Un économiste américain renonce à un emploi dans l'UE après les doutes de Macron
Un économiste américain a décidé de ne pas accepter un poste de conseiller à la Commission européenne, après que le président français Emmanuel Macron a exprimé des doutes quant à l'embauche d'un Américain pour ce poste.
Fiona Scott Morton, professeure à l'Université de Yale et experte en grandes technologies, avait été embauchée en tant qu'économiste en chef par la commissaire européenne à la concurrence Margrethe Vestager, pour donner des conseils sur la stratégie anti-trust.
Mais sa nomination a ensuite été critiquée par des politiciens français ainsi que par plusieurs législateurs européens de droite et de gauche. Mardi, Macron est intervenu.
Cela a été suivi par l'intervention de cinq des collègues de Vestager au sein de la commission, qui ont rompu les rangs pour exhorter la chef de l'UE Ursula von der Leyen à reconsidérer la nomination.
Macron a déclaré que l'exécutif européen embauchant un Américain avait soulevé "de nombreuses questions" – notant que ni les États-Unis ni la Chine n'embaucheraient un étranger pour un tel travail.
Il a suggéré que, quelles que soient les qualifications de Scott Morton, la faire conseiller à la commission sur la manière de réglementer les géants américains de la technologie n'était pas "cohérente" avec sa vision de l'autonomie stratégique de l'UE.
Grillé par les eurodéputés, Vestager a défendu le choix, arguant que les Européens étaient mieux servis en ayant le candidat disponible le plus qualifié pour le poste, quelle que soit sa nationalité.
Elle a déclaré que tout conflit d'intérêts survenu en raison des précédents travaux de conseil de Scott Morton pour les géants américains Apple, Amazon et Microsoft serait traité selon les règles existantes.
Mais, un jour plus tard, Scott Morton avait annoncé sa décision de se retirer.
Dans une lettre publiée sur Twitter par Vestager, elle a déclaré qu'elle se retirait en raison de "la controverse politique qui a surgi à cause de la sélection d'un non-Européen pour occuper ce poste".
"J'ai déterminé que le meilleur plan d'action pour moi était de me retirer et de ne pas occuper le poste d'économiste en chef", a écrit Scott Morton dans la lettre adressée à Vestager.

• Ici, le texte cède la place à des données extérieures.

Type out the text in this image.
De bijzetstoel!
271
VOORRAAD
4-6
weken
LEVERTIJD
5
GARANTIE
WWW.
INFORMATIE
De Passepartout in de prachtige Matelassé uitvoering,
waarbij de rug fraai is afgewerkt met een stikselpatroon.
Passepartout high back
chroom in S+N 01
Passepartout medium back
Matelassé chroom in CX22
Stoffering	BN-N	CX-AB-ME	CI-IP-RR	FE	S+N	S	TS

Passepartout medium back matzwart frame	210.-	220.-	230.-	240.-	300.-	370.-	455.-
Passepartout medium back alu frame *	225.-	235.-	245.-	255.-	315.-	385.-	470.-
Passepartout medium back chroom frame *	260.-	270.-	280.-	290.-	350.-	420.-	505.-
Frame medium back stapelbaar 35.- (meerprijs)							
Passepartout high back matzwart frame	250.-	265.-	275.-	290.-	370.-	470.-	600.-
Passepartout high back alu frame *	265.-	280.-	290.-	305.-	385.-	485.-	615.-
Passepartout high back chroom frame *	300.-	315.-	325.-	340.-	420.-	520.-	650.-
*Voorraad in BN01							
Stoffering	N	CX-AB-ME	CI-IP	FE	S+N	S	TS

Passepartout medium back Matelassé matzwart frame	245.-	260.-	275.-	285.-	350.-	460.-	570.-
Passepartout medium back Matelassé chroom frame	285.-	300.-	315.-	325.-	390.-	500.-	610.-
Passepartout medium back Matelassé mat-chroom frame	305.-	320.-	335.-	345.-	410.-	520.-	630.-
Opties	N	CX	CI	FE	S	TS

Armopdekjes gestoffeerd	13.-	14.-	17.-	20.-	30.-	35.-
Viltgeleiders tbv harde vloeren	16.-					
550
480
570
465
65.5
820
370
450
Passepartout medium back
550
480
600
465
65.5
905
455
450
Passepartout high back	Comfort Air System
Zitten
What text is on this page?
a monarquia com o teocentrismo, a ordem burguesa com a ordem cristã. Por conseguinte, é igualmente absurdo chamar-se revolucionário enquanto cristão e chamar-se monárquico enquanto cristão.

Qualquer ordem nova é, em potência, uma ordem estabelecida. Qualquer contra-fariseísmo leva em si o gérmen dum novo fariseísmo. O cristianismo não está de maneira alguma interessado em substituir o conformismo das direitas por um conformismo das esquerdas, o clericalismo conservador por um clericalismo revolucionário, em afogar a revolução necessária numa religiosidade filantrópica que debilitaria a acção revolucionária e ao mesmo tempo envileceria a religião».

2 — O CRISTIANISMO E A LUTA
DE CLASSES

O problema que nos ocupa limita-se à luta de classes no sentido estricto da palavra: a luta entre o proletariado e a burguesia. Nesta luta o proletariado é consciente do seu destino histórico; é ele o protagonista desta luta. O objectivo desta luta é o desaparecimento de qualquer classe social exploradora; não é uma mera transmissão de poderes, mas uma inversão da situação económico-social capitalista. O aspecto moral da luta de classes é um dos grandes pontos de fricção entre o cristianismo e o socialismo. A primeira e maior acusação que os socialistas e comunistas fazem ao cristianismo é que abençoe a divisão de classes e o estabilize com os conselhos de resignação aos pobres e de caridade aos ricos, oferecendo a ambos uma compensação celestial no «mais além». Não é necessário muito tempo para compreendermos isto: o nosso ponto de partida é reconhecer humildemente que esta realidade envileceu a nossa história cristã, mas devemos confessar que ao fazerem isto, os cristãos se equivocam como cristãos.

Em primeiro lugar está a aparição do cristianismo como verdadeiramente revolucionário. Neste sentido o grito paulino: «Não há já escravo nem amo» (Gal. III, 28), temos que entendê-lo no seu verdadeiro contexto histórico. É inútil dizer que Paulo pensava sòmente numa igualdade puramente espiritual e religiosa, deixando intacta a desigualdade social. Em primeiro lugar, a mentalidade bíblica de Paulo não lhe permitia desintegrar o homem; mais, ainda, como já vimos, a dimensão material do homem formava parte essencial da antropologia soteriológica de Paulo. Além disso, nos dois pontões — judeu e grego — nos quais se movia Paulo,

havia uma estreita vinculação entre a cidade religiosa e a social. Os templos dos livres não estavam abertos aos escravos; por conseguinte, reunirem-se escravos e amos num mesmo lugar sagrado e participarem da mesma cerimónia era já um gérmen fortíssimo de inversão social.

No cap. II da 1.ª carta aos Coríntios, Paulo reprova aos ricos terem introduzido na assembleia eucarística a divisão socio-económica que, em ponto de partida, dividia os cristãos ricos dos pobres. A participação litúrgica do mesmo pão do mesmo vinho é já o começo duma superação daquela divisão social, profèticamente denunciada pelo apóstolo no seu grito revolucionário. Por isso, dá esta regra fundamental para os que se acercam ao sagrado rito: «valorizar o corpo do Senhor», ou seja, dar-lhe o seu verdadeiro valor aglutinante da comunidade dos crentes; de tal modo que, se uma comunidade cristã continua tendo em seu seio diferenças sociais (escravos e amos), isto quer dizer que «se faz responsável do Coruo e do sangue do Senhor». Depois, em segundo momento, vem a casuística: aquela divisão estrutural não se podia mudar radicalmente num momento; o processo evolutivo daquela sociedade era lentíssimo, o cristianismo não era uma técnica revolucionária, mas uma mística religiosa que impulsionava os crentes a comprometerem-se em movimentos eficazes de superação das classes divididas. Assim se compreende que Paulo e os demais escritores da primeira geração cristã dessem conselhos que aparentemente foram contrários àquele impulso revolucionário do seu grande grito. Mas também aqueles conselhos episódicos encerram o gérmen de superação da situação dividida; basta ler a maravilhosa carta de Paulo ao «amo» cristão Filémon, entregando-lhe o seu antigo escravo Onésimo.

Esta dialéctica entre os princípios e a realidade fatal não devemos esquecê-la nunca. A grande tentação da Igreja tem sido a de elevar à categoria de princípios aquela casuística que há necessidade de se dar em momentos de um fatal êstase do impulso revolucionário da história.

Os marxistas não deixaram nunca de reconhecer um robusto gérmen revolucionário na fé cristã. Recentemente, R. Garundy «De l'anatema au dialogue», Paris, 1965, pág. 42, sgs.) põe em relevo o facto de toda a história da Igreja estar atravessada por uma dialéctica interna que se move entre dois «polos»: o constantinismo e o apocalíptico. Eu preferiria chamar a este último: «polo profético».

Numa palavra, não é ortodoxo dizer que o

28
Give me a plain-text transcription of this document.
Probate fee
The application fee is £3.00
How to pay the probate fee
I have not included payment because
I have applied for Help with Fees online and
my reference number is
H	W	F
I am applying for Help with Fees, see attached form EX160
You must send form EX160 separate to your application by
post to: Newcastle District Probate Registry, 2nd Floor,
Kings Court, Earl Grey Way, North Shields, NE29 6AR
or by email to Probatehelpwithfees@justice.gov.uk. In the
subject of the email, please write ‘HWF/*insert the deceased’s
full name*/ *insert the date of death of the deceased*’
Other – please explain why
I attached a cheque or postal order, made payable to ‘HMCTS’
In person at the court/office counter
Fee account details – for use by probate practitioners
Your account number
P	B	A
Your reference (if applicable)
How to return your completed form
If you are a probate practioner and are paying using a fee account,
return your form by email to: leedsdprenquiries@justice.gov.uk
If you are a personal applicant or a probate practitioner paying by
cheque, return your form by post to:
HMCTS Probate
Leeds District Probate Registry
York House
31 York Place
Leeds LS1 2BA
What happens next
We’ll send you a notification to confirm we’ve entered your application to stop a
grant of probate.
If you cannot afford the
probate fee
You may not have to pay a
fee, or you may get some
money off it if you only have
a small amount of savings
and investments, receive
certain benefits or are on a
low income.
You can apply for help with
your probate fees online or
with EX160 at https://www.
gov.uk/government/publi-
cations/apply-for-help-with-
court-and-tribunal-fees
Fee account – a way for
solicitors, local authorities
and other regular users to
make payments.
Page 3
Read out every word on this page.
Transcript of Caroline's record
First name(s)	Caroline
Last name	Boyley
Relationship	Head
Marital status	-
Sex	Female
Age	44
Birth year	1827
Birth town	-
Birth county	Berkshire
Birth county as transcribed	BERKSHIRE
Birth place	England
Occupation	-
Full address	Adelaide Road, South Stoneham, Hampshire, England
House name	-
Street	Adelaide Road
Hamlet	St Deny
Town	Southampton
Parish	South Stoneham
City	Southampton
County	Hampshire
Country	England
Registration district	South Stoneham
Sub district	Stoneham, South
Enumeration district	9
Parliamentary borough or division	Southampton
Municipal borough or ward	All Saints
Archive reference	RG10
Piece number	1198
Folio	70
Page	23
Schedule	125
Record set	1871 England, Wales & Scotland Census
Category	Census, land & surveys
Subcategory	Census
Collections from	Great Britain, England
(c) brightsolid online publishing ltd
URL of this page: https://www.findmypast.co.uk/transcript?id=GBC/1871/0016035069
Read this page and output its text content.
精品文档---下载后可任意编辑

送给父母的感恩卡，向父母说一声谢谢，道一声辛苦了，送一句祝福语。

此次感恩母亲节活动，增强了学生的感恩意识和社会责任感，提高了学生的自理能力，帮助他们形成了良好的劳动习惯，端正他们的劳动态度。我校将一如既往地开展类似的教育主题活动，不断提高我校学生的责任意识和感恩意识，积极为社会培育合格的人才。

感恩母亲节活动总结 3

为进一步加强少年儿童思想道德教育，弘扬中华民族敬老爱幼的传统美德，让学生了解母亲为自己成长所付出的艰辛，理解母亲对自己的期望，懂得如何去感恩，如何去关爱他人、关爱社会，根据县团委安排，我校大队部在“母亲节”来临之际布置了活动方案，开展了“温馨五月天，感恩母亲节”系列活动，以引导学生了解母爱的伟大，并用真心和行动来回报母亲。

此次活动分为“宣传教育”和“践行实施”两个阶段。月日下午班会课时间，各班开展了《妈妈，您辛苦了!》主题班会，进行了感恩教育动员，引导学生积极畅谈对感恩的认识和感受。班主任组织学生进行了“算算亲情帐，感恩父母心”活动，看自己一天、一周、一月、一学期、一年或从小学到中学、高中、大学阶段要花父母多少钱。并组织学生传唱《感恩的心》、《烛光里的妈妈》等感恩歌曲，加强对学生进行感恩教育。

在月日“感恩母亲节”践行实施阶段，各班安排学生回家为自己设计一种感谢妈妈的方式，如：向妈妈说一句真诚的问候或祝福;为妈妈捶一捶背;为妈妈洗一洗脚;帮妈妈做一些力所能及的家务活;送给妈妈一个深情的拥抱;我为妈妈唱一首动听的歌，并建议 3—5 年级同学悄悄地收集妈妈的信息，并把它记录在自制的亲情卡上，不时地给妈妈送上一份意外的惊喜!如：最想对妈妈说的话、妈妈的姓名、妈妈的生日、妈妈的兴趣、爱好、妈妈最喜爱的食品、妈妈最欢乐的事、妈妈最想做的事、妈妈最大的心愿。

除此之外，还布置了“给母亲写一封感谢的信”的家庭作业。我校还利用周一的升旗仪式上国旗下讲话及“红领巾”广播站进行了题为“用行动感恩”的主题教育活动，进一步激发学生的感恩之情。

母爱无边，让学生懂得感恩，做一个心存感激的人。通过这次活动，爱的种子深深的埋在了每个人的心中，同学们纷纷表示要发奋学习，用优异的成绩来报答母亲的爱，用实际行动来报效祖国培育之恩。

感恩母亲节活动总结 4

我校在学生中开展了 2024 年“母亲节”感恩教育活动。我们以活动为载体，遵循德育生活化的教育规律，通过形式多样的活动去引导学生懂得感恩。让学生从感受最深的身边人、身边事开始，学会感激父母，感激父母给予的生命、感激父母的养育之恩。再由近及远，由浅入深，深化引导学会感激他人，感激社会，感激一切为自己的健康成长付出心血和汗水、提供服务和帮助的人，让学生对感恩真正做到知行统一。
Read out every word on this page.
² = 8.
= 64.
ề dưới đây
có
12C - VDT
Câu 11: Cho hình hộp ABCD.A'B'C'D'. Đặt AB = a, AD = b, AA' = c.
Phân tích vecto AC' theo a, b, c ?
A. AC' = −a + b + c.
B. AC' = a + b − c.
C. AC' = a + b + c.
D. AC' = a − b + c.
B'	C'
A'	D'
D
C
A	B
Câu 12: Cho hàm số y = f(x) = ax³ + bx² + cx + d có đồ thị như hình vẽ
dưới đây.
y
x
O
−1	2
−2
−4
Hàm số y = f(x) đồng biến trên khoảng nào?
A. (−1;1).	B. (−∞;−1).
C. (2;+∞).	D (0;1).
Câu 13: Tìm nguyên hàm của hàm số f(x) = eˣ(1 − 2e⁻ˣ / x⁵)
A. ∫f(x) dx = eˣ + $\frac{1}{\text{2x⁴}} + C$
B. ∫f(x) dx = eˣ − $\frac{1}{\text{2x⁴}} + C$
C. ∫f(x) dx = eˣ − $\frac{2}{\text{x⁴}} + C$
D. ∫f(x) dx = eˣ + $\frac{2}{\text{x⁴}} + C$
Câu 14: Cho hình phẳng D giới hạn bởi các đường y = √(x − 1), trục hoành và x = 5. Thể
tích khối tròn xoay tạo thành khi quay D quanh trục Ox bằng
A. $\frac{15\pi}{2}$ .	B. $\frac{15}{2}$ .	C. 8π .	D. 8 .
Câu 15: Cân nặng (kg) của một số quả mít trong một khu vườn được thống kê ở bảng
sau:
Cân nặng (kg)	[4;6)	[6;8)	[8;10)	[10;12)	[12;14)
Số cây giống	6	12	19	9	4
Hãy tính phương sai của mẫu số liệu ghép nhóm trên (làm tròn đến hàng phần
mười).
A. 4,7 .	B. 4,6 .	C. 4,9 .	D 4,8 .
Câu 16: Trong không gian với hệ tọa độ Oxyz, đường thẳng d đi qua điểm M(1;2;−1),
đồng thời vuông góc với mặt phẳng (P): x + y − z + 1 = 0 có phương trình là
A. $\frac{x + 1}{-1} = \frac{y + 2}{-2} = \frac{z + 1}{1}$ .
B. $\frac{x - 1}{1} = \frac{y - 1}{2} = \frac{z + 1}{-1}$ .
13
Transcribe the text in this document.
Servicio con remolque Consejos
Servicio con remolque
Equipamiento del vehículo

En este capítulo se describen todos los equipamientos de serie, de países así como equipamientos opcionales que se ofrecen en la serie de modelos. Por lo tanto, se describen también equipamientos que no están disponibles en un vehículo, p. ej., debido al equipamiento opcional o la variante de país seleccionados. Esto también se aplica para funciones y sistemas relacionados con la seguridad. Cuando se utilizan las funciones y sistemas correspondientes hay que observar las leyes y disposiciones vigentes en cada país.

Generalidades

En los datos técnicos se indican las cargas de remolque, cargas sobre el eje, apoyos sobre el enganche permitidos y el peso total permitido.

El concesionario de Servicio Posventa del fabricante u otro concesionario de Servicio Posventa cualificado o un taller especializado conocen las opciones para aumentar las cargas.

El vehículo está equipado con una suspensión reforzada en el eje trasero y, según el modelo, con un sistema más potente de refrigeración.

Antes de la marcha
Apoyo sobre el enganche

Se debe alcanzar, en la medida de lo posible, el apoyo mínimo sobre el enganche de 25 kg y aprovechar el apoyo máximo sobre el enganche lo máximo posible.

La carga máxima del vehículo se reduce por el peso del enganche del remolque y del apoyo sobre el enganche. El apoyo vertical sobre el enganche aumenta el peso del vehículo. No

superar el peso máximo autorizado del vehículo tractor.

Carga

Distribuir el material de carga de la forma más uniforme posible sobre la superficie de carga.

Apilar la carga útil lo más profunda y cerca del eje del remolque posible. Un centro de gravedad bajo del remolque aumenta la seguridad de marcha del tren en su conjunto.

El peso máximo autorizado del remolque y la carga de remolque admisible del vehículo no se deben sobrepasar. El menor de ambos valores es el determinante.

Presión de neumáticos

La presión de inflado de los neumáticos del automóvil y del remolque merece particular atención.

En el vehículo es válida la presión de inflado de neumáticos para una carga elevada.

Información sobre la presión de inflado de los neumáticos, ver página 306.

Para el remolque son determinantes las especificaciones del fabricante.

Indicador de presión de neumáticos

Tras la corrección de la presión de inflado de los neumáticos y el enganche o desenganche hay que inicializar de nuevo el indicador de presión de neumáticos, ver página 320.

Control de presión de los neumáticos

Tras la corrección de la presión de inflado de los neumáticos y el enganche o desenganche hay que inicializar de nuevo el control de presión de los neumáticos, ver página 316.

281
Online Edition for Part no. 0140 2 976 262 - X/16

Le ministre délégué à la Transition numérique, Jean-Noël Barrot, a salué la décision "responsable" de Scott Morton, déclarant à l'AFP : "La souveraineté numérique de l'Europe est une nécessité absolue".
Dans une déclaration de la Commission européenne, cependant, Vestager a exprimé ses regrets.
"Ayant également parlé avec le professeur Scott Morton, j'accepte sa décision, avec regret et plein respect pour son intégrité", a écrit Vestager.
"Je lui souhaite également tout le meilleur pour l'avenir et qu'elle continuera à utiliser ses compétences et son expertise extraordinaires pour faire pression en faveur d'une application et d'une réglementation strictes de la concurrence des deux côtés de l'Atlantique."
La polémique faisait rage dans les cercles politiques bruxellois depuis plus d'une semaine, depuis que la commission avait annoncé pour la première fois qu'elle avait embauché Scott Morton.
La nomination avait été approuvée par le collège des commissaires de Von der Leyen, y compris les cinq qui ont maintenant demandé que la décision soit réexaminée.
En plus d'avoir occupé des postes de professeur à Yale et à Édimbourg, Scott Morton a occupé un poste de direction au sein de la division antitrust du ministère américain de la Justice en 2011 et 2012.
Plus récemment, elle a effectué des travaux de conseil pour plusieurs grandes entreprises technologiques américaines qui font régulièrement l'objet d'un examen minutieux du bureau de Vestager à Bruxelles.
Cela a conduit à des allégations de députés selon lesquelles elle ne serait pas en mesure de donner des conseils équitables sur ces cas, en particulier à un moment où l'UE fait pression pour une réglementation technologique plus stricte.
Certains critiques l'ont qualifiée de "lobbyiste" pour les intérêts américains, malgré ses antécédents académiques en tant que championne d'une réglementation stricte pour protéger la concurrence dans le secteur.
"J'ai beaucoup de questions, et cela me laisse dubitatif", a déclaré Macron.
Scott Morton a cependant reçu le soutien de nombreux collègues universitaires, dont 39 économistes européens de haut niveau, qui ont signé une lettre ouverte soutenant sa nomination.
"La Commission européenne et, plus largement, nous en tant qu'Européens sommes très chanceux d'avoir attiré quelqu'un de son calibre", ont-ils écrit.